Returning to a little ordinariness today …
- A mindful guide to email in 20 minutes a day.
- The Dogington Post on six ways your dog might be tax deductable. Who knew?
- Kit Perez asks, “What now?” — after WikiLeaks proved our worst suppositions to be right.
- Alas, next the idiot bigots will be burning the books of male authors, and will do so with no clue as to the catastrophic historic meaning of their acts … because they’ve never read the works of the male authors who warned them of the dangers of suppressing thought.
- Wow. Praesidium: a short film about time travel and guns.
- A mystery cave down a rabbit hole in a farmer’s field.
- And speaking of rabbit holes, friend D. sent me this article by Norman R. Davies, who wants to re-establish contemplation in modern Jewish life. Which led me down the rabbit hole of the man’s blog, Jewish Contemplatives and led to one very interesting guy.

You heard it, ladies! Don’t you dare read things like this. Not only is it by a male author, he has the nerve to write it as a first-person narrative by a female protagonist. Scandalous!
The “rabbit hole” label called to mind my own adventure with an unexpected cavern.
I was raised in central Texas on a rock farm. The hilltop on which we had our house and barns had at least two to three inches of topsoil above solid limestone. Building fence was not easy.
One day while digging a post hole, I had achieved a depth of maybe a foot and wearily made another jab with the crowbar. I darned near lost the crowbar, as the rock above a cavern was penetrated. End of effort.
The drouth of the 1950s in central Texas had the occasional cavern collapse or sinkholes opening. Those were a cause of nervousness for us, wondering if we’d suddenly be living underground.
We already had a vague knowledge about daverns there. The water well driller got down about sixty feet and hit thirty feet of air before continuing. One foot down, however, was definitely spooky.
Innerspace Cavern near Geeorgetown, Texas, was discovered during core borings for a highway project.
I wonder what Moran would say about George Eliot?
https://en.wikipedia.org/wiki/George_Eliot
Until you are grown – until you can argue, with confidence, with a narrator; with a genius; with a world-view – girls, do not read books by old men.
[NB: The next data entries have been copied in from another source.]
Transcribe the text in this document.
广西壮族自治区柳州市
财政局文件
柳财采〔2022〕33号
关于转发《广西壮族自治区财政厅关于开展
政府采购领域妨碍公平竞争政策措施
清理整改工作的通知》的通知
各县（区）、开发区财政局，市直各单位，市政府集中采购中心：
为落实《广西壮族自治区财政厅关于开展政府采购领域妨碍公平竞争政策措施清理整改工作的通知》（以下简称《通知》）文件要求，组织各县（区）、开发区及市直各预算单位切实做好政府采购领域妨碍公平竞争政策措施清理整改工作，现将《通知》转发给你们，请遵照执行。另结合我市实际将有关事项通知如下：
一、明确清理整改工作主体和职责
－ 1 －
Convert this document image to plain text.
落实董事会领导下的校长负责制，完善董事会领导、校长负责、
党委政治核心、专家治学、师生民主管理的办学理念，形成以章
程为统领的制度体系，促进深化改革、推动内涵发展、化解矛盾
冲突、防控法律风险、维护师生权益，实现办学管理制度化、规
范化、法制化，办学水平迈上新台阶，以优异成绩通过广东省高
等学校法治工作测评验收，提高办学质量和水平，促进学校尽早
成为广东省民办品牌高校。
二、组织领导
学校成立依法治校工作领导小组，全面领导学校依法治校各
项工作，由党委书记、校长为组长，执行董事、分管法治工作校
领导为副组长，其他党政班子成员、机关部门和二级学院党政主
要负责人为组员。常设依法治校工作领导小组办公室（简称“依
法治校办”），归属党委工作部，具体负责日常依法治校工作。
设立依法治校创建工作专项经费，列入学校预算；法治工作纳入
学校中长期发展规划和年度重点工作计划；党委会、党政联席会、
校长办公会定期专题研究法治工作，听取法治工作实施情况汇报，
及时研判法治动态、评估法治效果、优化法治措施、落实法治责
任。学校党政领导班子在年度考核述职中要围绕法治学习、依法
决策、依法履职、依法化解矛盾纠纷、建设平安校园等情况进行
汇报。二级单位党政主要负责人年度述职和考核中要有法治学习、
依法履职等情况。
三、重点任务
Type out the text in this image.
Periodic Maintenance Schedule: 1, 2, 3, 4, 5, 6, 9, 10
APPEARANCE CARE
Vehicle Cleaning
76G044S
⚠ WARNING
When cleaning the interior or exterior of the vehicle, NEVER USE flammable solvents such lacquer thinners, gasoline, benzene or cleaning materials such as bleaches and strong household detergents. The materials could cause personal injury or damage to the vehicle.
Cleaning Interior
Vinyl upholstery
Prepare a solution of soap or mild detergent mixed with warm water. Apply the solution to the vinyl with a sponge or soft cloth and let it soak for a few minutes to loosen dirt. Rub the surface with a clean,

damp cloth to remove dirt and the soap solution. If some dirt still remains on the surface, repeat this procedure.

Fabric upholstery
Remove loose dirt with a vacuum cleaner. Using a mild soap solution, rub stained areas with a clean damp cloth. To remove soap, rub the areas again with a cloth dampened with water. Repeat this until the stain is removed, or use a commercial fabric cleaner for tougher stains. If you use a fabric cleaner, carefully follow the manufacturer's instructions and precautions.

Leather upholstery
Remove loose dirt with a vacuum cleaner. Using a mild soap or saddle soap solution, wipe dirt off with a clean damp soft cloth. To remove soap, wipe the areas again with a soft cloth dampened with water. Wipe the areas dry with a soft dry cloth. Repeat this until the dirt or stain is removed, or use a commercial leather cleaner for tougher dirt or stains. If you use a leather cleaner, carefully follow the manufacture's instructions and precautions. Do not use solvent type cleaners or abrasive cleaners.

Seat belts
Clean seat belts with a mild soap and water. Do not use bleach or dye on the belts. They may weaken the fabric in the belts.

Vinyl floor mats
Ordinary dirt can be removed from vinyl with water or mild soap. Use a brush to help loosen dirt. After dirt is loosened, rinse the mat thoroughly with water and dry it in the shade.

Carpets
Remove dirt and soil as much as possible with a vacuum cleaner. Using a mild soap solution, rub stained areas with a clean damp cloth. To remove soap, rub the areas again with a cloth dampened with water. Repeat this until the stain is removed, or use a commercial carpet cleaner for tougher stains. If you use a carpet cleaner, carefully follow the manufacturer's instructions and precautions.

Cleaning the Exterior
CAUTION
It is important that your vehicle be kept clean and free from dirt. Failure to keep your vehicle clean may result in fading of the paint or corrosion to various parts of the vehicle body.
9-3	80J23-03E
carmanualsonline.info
Of course if a girl shelters herself from us rude old men, she will never learn how to “argue, with confidence, with a narrator; with a genius; with a world-view.” Bruise in training, or bleed in battle.
larryarnold — LOL on poor George Eliot. And absolutely right. How on earth do people imagine they’re going to develop any intellectual skills at all if they’re forever protected against every idea or person they might not agree with? Completely nuts.
That was an awesome time travel/self defense film.
I love the cave. I wish I would find something like that- but if I did I’d move in.
It’s amazing those candles stayed lit all those centuries- but I guess I should have known that from watching Scooby Doo and old horror movies.
There have been many famous female authors who wrote under a male pen-name. Will these girls be burning those books too?
I wrote this back in the early 2000’s
The following quote was made by Senator Frank Church of the Senate Intelligence Committee in 1975 in regard to NSA’s ability to intercept electronic transmissions:
“At the same time, that capability at any time could be turned around on the American people and no American would have any privacy left, such [is] the capability to monitor everything: telephone conversations, telegrams, it doesn’t matter. There would be no place to hide. If this government ever became a tyranny, if a dictator ever took charge in this country, the technological capacity that the intelligence community has given the government could enable it to impose total tyranny, and there would be no way to fight back, because the most careful effort to combine together in resistance to the government, no matter how privately done, is within the reach of the government to know. Such is the capability of this technology…
I don’t want to see this country ever go across the bridge. I know the capacity that is there to make tyranny total in America, and we must see to it that this agency and all agencies that possess this technology operate within the law and under proper supervision, so that we never cross over the bridge. That is the abyss from which there is no return.”
If the NSA could do this in 1975 what can they do today? It has been many, many years and a couple of revolutions in the computer industry since then. It is something to think about in the dark of night when the moon is full ….
Today, with the revelations from WikiLeaks about the CIA, it seems like his prophesy has been fulfilled and we are now living under a 100% surveillance police state. Which comes as no surprise to me at all.